2025 Irene Adler Prize
Naisha Roy is the winner of the 2025 Irene Adler Prize for women writers for her essay, “Picked Clean.” It appears below.
Roy, who receives $1,000 toward her education, is seeking her M.Sc. in journalism at Northwestern University (Medill Investigative Lab D.C.). She has also served as an editor with New York University’s Washington Square News.
Honorable mentions go to:
Rosalind Moran (“Those That Are Lost and the Ones That Remain”), who is pursuing her Ph.D in comparative literature and modern languages at Oxford.
Gwendolyn Bellinger (“Salmon Singing in the Street”), who is completing her Ph.D in literature at Monash University Malaysia.
Picked Clean
By Naisha Roy
The garden defies the city. The vines creep up the buildings on the corner of Prince and Elizabeth, its one-acre plot unable to contain the foliage, but the tenants don’t seem to mind. I lead the small army of girls to an open spot under one of the marble sculptures, and we sit down. The grass sticks to our iced coffees. The statue above us is of another girl, tilted slightly forward, holding a book. We hope she will inspire us to do our homework. We know she will not.
Near the back of the garden is a large chain-link fence, where people hang locks with the initials of their loved ones. My friend accidentally bumps into one, knocking it loose (I hope they don’t break up, she says, while trying to cover up her transgression). All around us, flowers and life blossom simultaneously. New Yorkers walk their cats and dogs, their eyes meeting as leashes cross and the roses bloom just a little brighter. Children run through the makeshift maze created by the Grecian-inspired statues, playing hide-and-seek — a luxury typically unavailable to them. Music plays out from the central gazebo, joining the sunlight to envelop the oasis into a tightly-knit present. None of us know each other. We all know each other.
It’s two weeks later. The garden is packed with hundreds of people. They’re solemn now, matched with a light drizzle. I think the sun is embarrassed. Under the statue where my friends and I like to sit, a camera crew raises their tripod. They point it at the gazebo; no guitarist this time, just a man in a denim jacket with his curly hair wrapped in a bun. I thought Dad owned the garden, he says. I grew up here. He pauses, points to a child in a yellow raincoat. I saw her grow up here. He turns to the crowd, asking them to advocate. To tell stories. It isn’t about anger for him. It’s about defiance.
One by one, people with green beanies walk up to the microphone and recall how the garden changed their lives. They look directly into the camera and hope the mayor is on the other end. One man, at the age of 61, gains the courage to recite his writing for the very first time. It’s a protest in poetry. I think of my Saturday mornings, the faint green stain on all of my sundresses, and lying down on my best friend’s lap as she puts her oversized sunglasses on my face.
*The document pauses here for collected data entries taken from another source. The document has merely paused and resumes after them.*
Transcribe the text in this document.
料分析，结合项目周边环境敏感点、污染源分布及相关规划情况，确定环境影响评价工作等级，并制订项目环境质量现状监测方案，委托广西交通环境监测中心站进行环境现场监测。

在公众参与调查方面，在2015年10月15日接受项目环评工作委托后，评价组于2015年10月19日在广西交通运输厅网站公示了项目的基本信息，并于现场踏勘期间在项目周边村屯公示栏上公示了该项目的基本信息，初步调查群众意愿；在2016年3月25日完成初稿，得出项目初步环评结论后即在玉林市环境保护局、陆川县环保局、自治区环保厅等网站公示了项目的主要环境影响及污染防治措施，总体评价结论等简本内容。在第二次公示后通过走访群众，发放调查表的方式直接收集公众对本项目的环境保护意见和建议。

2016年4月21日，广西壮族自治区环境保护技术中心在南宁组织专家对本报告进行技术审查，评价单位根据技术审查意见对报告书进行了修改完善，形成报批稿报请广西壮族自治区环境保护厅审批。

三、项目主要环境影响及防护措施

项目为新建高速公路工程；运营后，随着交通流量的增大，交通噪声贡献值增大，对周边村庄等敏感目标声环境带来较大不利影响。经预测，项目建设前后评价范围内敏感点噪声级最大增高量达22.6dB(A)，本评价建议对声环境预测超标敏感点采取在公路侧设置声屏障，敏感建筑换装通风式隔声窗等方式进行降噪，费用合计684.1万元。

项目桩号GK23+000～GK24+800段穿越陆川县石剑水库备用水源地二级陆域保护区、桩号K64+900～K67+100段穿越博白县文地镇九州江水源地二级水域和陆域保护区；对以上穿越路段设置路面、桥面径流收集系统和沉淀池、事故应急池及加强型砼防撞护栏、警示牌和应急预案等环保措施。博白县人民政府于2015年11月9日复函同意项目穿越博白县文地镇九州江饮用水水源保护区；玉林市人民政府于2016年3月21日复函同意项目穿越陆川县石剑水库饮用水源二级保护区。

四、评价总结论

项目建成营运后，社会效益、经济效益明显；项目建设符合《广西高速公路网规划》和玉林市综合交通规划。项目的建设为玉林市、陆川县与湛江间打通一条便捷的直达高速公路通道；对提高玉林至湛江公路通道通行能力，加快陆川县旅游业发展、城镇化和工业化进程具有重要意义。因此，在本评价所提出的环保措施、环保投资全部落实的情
I try to imagine concrete here. I find I cannot. When the gardener’s son takes the stand again, I open my notebook and jot down his words. Soon, they will form a lede, a paragraph, my senior thesis. Soon, these people will resolve to chain themselves to trees and fences. But on that evening, I think of one question as the rain comes down and the shrubbery shrinks.
How can bulldozers fit through streets this narrow?